Por Ruth de Aquino, Época
A memória curta encobre de lama nossos olhos d’água. Quem
chora hoje pela morte do Rio Doce, pelo drama de soterrados e desabrigados...
quem chora pela imagem dantesca, alaranjada e sólida que fez sumir comunidades
inteiras, antes ribeirinhas... talvez tenha esquecido que, num momento, lá
atrás, Dilma Rousseff, ministra de Lula nas Minas e Energia e na Casa Civil,
ganhou uma briga de foice com Marina Silva, então ministra do Meio Ambiente.

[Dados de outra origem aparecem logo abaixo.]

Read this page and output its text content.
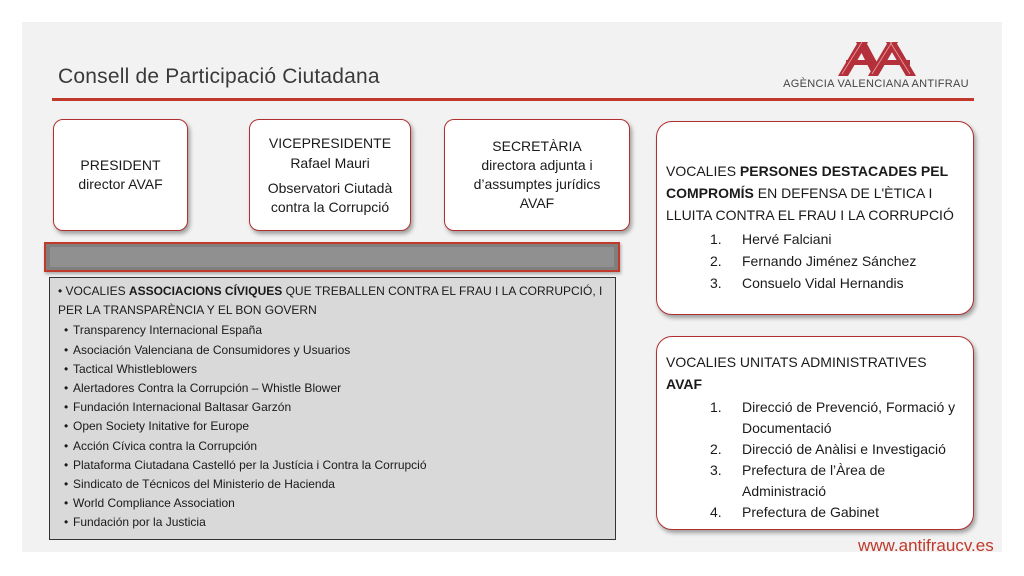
Consell de Participació Ciutadana	AGÈNCIA VALENCIANA ANTIFRAU
PRESIDENT
director AVAF
VICEPRESIDENTE
Rafael Mauri
Observatori Ciutadà contra la Corrupció
SECRETÀRIA
directora adjunta i d’assumptes jurídics AVAF
• VOCALIES ASSOCIACIONS CÍVIQUES QUE TREBALLEN CONTRA EL FRAU I LA CORRUPCIÓ, I PER LA TRANSPARÈNCIA Y EL BON GOVERN
• Transparency Internacional España
• Asociación Valenciana de Consumidores y Usuarios
• Tactical Whistleblowers
• Alertadores Contra la Corrupción – Whistle Blower
• Fundación Internacional Baltasar Garzón
• Open Society Initative for Europe
• Acción Cívica contra la Corrupción
• Plataforma Ciutadana Castelló per la Justícia i Contra la Corrupció
• Sindicato de Técnicos del Ministerio de Hacienda
• World Compliance Association
• Fundación por la Justicia
VOCALIES PERSONES DESTACADES PEL COMPROMÍS EN DEFENSA DE L'ÈTICA I LLUITA CONTRA EL FRAU I LA CORRUPCIÓ
1. Hervé Falciani
2. Fernando Jiménez Sánchez
3. Consuelo Vidal Hernandis
VOCALIES UNITATS ADMINISTRATIVES AVAF
1. Direcció de Prevenció, Formació y Documentació
2. Direcció de Anàlisi e Investigació
3. Prefectura de l’Àrea de Administració
4. Prefectura de Gabinet
www.antifraucv.es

Será que não está claro que optamos contra o verde, contra a
proteção ambiental e a favor da autonomia total e falta de fiscalização de
mineradoras, ao dar carta branca para um país com a cara da Dilma? Ninguém
lembra mais a rixa entre Dilma e Marina? Lula nomeou Marina ministra do Meio
Ambiente em 2003. Mas Dilma achava Marina uma xiita ambiental e a acusava de
atrasar licenças ambientais para “obras de infraestrutura” e hidrelétricas.
Qual era a resposta de Marina, hoje indisputável em face de Mariana?
“A discussão entre conservação do meio ambiente e
desenvolvimento para mim é um falso dilema. Ainda que na prática tenha de ser
superada, não é possível advogar pelo desenvolvimento sem promover a
conservação ambiental. As duas questões fazem parte da mesma equação.” Marina buscava
o desenvolvimento sustentável com uma obsessão: preservar a biodiversidade e a
vida. Sobre a demissão de Marina em 2008, Lula declarou: “O importante é que
tenha alguém isento para tocar o Plano Amazônia Sustentável. A Marina não é
isenta”.
Depois de cinco anos como ministra, Marina saiu desgastada.
Perdeu a luta histórica contra os transgênicos e contra a usina nuclear de
Angra III. Ao pedir demissão, citou a Bíblia: “É melhor um filho vivo no colo
de outro”. O filho era a política ambiental. Ela tinha brigado com outra mãe
cheia de energia, Dilma.
Na última campanha eleitoral, com Marina na disputa, Dilma
passou a discursar sobre meio ambiente. Mandou beijos e acenos para pequenos
agricultores, quilombolas, pescadores e indígenas, prometeu quintuplicar os
produtores de orgânicos, sem agrotóxicos. Defendeu assentamentos agrários.
Hoje, uma grande aliada de Dilma e sua ministra da Agricultura é Kátia Abreu,
empresária, pecuarista, porta-voz dos ruralistas.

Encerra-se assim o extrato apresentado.